I love how fluffy your mantou looks. So yummy! I can't wait to try it out. Also, thanks for your help in the other recipe, I really appreciate it. :)

[Reply]
Esther 20/4/11 07:50

I finally made these mantou after gathering up my courage. I'm glad I waited so long to make them because now I know more things about making bread. I have a few questions for you. Do you know what's the difference between adding milk and water to the mantou (color,taste?)?
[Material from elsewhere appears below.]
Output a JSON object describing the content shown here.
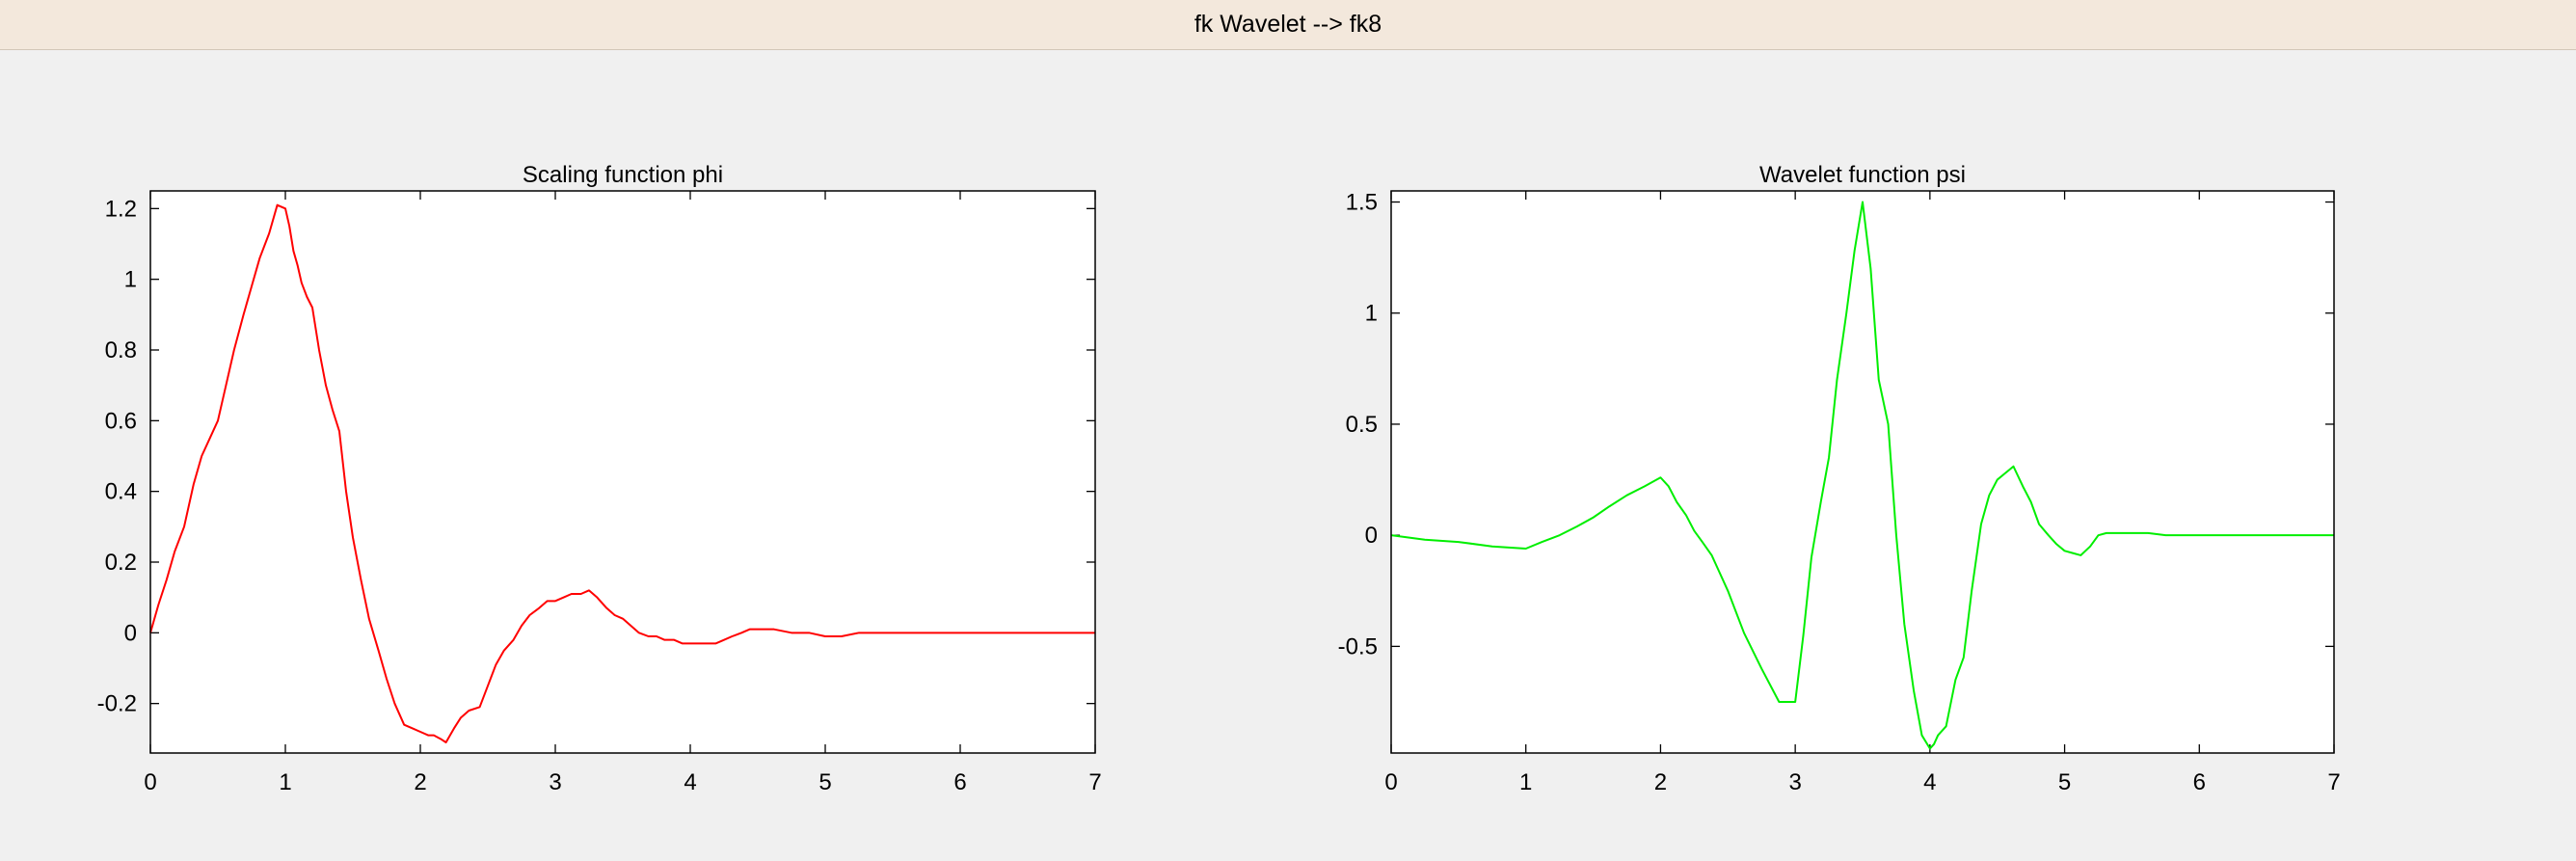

Also, how are your mantou so white even though you added the baking soda? Mine had brown swirls. Baking powder works for me better. Anyway, thank you sooo much for sharing this recipe. It's my favorite recipe ever. I've been eating one for breakfast everyday... I'm almost sick of it, but I love eating it,s o not yet. :) I've also made it into a wheat version, which tastes just like a store bought one I've been trying to make. I'm sooo happy!! Thank you Angie for sharing this amazing recipe with everyone. (My family loves it too, other than my brother who doesn't like mantou) However, I used teh dough to make filled buns too, and it was good (this my brother liked) :) Thank you. :)

[Reply]
Angie's Recipes 20/4/11 20:39

@Esther
Those mantou are actually not supposed to be too soft or fluffy as they are unlike the Diumsum styled mantou...sweet and soft. And that's why I didn't use milk, but water for the recipe. The soda was added to balance the sourness of old dough. It's not really necessary.
If you love your mantou softer, fluffier and whiter, then use milk instead of water.